Imagine you are really getting into a great action movie, the spaceship lands, and all of a sudden, you hear this terrible buzzing or rattling sound coming from somewhere in your room. The effect of the movie has just been totally ruined.
Finding the source of the noise or rattle in your room can be much more difficult than you think. It is usually a light fixture, cabinet door, or HVAC vent that only makes a noise at a very specific frequency.
If you can locate where the noise is coming from, a material called “Blue Tack” is great for fixing the problem. For HVAC vents or recessed can lighting fixtures, you can normally just apply it to the backside where it touches the ceiling. This will hold the piece solid and usually eliminate the buzz. A cabinet door making noise might require a similar tactic, but using a rubber cabinet bumper.

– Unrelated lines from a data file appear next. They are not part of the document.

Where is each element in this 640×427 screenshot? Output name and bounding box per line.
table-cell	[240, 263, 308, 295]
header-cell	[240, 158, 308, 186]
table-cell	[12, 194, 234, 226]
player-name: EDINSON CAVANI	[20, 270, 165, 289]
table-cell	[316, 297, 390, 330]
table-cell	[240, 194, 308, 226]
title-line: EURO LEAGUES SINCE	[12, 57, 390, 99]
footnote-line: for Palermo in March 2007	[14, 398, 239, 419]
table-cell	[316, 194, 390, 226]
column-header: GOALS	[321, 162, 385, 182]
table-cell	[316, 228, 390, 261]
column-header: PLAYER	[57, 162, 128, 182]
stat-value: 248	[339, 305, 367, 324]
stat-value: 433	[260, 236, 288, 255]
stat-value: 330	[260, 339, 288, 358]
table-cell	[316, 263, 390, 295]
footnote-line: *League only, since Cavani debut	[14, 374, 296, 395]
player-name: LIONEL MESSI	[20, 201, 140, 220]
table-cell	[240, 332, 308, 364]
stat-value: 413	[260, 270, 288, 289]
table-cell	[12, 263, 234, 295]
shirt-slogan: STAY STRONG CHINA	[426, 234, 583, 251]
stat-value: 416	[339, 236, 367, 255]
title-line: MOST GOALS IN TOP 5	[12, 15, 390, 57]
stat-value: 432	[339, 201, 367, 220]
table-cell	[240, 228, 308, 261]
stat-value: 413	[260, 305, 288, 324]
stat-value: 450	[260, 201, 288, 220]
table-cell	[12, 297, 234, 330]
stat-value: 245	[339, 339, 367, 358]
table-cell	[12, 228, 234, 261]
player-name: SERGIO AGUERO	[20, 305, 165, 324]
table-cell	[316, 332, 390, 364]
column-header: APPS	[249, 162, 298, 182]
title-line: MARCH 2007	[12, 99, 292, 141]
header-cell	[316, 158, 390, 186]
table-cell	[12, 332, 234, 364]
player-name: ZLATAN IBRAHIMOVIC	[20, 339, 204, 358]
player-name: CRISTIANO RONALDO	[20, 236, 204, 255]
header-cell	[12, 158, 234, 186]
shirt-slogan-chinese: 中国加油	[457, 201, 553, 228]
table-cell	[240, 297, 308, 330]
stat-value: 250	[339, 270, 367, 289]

The catch is finding where the rattles are coming from! To help you out, we created a video with a frequency sweep in the area that normally causes things to rattle
Before you start, set your volume at a low level, then turn it up slowly as playing steady test tones like this loudly could be damaging to your speakers. This test will work the best if you put your home theater receiver or processor in “all channel stereo”. This is a mode that sends the same signal to every speaker in your system. Some systems call it all-channel music or party mode.
If you have heard rattles before, at some point in the sweep, you will hear them again. Make a note of the frequency on the screen, then go to the end of the video where we have longer sequences of most of the frequencies. You might have to get on a ladder to find a buzzing ceiling fixture, and for some of us, it is just quicker to put the Blue Tack cure on all the vents in the ceiling than trying to figure out the culprit.
After you are done, make sure you put your home theater receiver or processor back in your normal surround sound mode and give yourself a pat on the back as you can now watch that spaceship land and not jump up thinking you have a blown speaker!